Disorder–Order Transitions in Conformational Selection of a Peptide by Ebola Virus Nucleoprotein

• Published in: ACS omega Vol. 5; no. 11; pp. 5691 - 5697
• Main Author: Olson, Mark A
• Format: Journal Article
• Language: English
• Published: United States American Chemical Society 24.03.2020
• ISSN: 2470-1343; 2470-1343
• DOI: 10.1021/acsomega.9b03581

This study presents parallel-tempering lattice Monte Carlo simulations based on the side-chain-only (SICHO) model for calculating the conformational landscape of a 28-residue intrinsically disordered peptide extracted from the Ebola virus protein VP35. The central issue is the applicability of the SICHO potential energy function and in general coarse-grained (CG) representations of intermediate resolution for modeling large-scale conformational heterogeneity that includes both folded and unstructured peptide states.
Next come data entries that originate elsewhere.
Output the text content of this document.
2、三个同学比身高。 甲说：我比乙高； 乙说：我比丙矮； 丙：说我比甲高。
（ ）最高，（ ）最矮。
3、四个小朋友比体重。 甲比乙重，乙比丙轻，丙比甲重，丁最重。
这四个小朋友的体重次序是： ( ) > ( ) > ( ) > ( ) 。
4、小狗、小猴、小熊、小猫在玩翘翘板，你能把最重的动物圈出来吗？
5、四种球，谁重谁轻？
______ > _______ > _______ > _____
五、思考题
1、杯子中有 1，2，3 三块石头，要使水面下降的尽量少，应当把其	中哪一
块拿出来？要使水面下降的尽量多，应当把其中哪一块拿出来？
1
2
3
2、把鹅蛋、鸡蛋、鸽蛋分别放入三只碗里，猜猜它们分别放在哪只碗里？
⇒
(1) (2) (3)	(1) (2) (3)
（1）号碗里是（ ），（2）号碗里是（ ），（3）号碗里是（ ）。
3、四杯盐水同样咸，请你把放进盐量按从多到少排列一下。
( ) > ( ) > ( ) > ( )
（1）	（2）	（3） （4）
Crystallographic data shows that the peptide folds in a 410-helix-turn-310-helix topology upon complex formation with the Ebola virus nucleoprotein, whereas in isolation, the peptide transitions to a disordered conformational ensemble as observed in circular dichroism experiments. The simulation reveals a potential of mean force that displays conformational diversity along the helix-forming reaction coordinate consistent with disorder–order transitions, yet unexpectedly the bound topology is poorly sampled, and a population shift to an unstructured state incurs a significant free-energy penalty. Applying an elastic network interpolation model suggests a hybrid binding mechanism through conformational selection of the 410-helix followed by an induced fit of the 310-helix. A comparison of the CG model with previously reported all-atom CHARMM-based simulations highlights a lattice-based approach that is computationally fast and with the correct parameterization yields good resolution to modeling conformational plasticity.